Mientras tanto, en el pueblo, el Tío Fausto seguía haciendo de las suyas. Su avaricia no tenía límites y ahora había puesto el ojo en unas hectáreas ricas en agua que pertenecían a Don Chuy, un anciano ejidatario de 82 años. Fausto, utilizando abogados corruptos y un pagaré falsificado, tenía a Don Chuy al borde del desalojo. El anciano, desesperado, le lloró a Ximena en el mercado. Ella se lo contó a Mateo.

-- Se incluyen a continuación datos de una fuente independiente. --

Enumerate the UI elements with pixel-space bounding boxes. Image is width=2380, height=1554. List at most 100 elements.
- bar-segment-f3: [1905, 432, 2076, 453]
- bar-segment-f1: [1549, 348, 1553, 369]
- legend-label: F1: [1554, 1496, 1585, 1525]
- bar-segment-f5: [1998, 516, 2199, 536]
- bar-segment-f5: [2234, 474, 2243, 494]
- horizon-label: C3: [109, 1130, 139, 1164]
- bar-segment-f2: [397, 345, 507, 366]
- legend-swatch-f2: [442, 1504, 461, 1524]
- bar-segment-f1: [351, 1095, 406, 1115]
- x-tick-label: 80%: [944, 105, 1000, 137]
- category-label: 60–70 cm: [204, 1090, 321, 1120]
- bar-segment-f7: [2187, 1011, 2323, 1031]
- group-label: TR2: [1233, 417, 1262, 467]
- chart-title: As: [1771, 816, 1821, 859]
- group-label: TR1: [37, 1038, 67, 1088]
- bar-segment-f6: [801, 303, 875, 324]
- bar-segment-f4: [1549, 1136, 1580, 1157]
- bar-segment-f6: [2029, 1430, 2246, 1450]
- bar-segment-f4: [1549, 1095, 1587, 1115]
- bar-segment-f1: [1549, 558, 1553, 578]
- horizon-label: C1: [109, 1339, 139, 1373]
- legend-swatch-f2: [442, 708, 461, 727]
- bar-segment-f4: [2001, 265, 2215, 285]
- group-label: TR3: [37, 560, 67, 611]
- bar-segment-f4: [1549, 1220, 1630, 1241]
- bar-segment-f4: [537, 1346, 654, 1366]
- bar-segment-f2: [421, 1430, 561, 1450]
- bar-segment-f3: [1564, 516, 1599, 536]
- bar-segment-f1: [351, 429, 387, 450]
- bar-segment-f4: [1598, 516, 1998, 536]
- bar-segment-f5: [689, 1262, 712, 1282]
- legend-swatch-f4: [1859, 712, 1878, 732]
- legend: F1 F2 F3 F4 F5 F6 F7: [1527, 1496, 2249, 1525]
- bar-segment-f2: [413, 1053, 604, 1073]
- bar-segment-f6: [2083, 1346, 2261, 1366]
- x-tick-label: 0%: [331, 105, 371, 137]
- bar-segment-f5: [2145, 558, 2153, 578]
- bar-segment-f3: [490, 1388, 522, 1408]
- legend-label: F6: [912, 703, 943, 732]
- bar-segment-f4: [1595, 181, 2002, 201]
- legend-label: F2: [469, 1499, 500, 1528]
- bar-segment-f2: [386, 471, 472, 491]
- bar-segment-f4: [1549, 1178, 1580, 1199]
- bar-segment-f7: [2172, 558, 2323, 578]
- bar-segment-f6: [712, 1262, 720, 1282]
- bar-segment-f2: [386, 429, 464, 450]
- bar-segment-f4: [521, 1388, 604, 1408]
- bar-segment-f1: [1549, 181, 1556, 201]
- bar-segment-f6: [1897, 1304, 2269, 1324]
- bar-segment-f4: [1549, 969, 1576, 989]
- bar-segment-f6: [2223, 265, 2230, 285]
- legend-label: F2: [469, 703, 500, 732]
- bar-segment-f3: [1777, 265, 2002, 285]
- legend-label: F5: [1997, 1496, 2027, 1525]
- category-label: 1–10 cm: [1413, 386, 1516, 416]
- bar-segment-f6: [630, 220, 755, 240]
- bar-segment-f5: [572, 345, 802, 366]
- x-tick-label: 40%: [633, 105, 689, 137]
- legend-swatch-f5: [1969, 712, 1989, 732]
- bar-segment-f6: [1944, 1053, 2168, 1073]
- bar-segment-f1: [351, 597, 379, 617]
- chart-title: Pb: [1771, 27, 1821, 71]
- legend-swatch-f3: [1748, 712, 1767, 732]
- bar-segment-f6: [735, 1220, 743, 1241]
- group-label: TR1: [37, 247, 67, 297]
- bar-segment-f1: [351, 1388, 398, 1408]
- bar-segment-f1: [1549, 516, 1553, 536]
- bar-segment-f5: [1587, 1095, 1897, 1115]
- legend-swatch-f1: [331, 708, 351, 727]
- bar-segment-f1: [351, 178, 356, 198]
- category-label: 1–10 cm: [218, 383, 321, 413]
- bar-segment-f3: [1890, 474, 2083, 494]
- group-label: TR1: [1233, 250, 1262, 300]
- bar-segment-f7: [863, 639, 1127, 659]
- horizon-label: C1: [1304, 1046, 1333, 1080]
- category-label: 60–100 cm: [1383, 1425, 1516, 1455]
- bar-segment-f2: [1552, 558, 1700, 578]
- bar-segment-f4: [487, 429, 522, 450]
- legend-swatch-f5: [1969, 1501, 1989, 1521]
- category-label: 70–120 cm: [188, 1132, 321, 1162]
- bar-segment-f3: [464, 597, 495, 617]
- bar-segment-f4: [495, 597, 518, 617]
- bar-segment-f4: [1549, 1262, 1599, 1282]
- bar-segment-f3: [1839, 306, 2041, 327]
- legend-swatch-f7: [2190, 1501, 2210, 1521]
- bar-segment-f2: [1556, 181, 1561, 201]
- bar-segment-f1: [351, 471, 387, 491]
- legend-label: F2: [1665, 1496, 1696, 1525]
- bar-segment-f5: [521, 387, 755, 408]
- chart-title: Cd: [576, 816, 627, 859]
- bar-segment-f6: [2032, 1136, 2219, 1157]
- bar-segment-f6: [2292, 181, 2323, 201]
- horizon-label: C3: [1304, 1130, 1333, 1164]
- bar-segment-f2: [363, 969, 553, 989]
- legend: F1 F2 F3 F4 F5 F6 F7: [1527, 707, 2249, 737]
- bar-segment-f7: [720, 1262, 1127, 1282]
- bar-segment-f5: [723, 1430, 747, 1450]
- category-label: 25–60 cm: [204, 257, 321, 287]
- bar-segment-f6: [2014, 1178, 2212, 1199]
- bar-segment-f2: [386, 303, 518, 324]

Esa misma tarde, el engranaje invisible del poder de Mateo se puso en marcha. Sin dar la cara, envió a los mejores litigantes de la capital. En cuestión de 48 horas, las deudas falsas de Don Chuy fueron liquidadas, el pagaré fue invalidado por un juez federal y, como golpe de gracia, la propiedad del anciano fue blindada legalmente a través de un fideicomiso intocable. Fausto perdió millones en sobornos y quedó haciendo un berrinche monumental, sin saber quién lo había aplastado.
La olla de presión finalmente estalló un mes después. El Sindicato Ganadero Regional organizó su cena anual de gala en el salón más lujoso del municipio. Todos los ganaderos, ricos y pobres, estaban presentes. El Tío Fausto llegó presumiendo un traje sastre, seguido por Lalo y Doña Carmen, quienes buscaban codearse con “la gente de bien”.